I most decidedly was NOT at first, but they’ve done a much better job establishing him as a viable, heart-tugging prong in this. He’s not perfect, but he was totally reasonable in this fight, and it’s no small thing for a man of that time to have accepted Jamie’s baby either. Plus, he is actually kind of right. While the circumstances were obviously very strange, his fidelity was — to my memory — not in question. He stayed true, he’s trying to give Claire EXACTLY what Jamie sent her back to have, and he is not imprisoning her. He is actually ensuring she feels safe asserting her free will. You feel how much he loves this person who will never love him in the same way, and that he’s just desperate to be able to trick himself into thinking she can. But she isn’t playing along.

Later, Frank sits down at his desk and writes a letter to the Reverend asking for research into one James Fraser. (Because he’s so nice and sensible and caring and REASONABLE IS THE NEW HOT. Although he’s also good-looking.) But then Claire wanders in with her coat on, clutching at her pregnant belly. Frank, who is not dumb, says dumbly, “What’s wrong?” GEE I DON’T KNOW. But the forthcoming birth thaws the chill between them a bit, even as Frank is left out of the actual process.

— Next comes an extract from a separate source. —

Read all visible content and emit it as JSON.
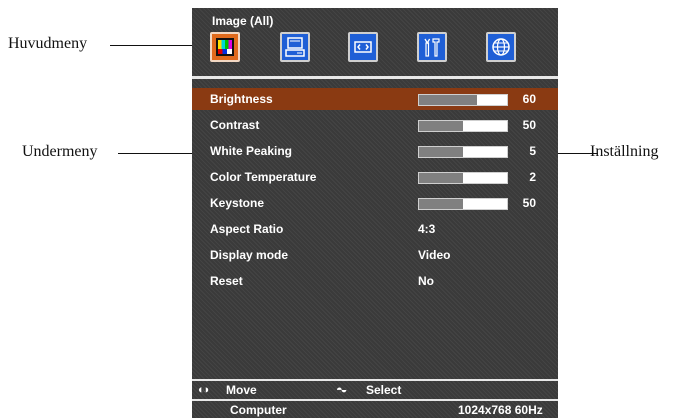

When Claire reveals her past miscarriage, the doctor decides they need to intervene in the birth. Because Outlander is also very into men forcing themselves on people — in body or in mind — that means Pompousface M.D. puts her under despite her express wishes not to be — because, of course, when she lost her baby in France, she was super out of it and woke up alone with an empty belly and no idea what happened, and she doesn’t want that to happen again. But he gives her no body autonomy; back then, it was the norm, but now we recognize it a form of rape when he jams the syringe in her arm after she’s said no repeatedly. When Claire wakes in a panic this time, though, Frank waltzes in with their bundle of joy. They kiss, as Claire somehow manages to cradle a baby in her right arm and yet also use her right hand to stroke Frank’s face. She is very dexterous. And of course, right when the two of them seal their vow to start fresh as a family of three, and gaze lovingly upon their child, the nurse asks brightly, “Where’d she get the red hair?” Frank’s face falls faster than Humpty Dumpty off his ill-fated perch. POOR FRANK. But son, you’re gonna have to get used to that one. Pick a grandmother and say she was a ginger.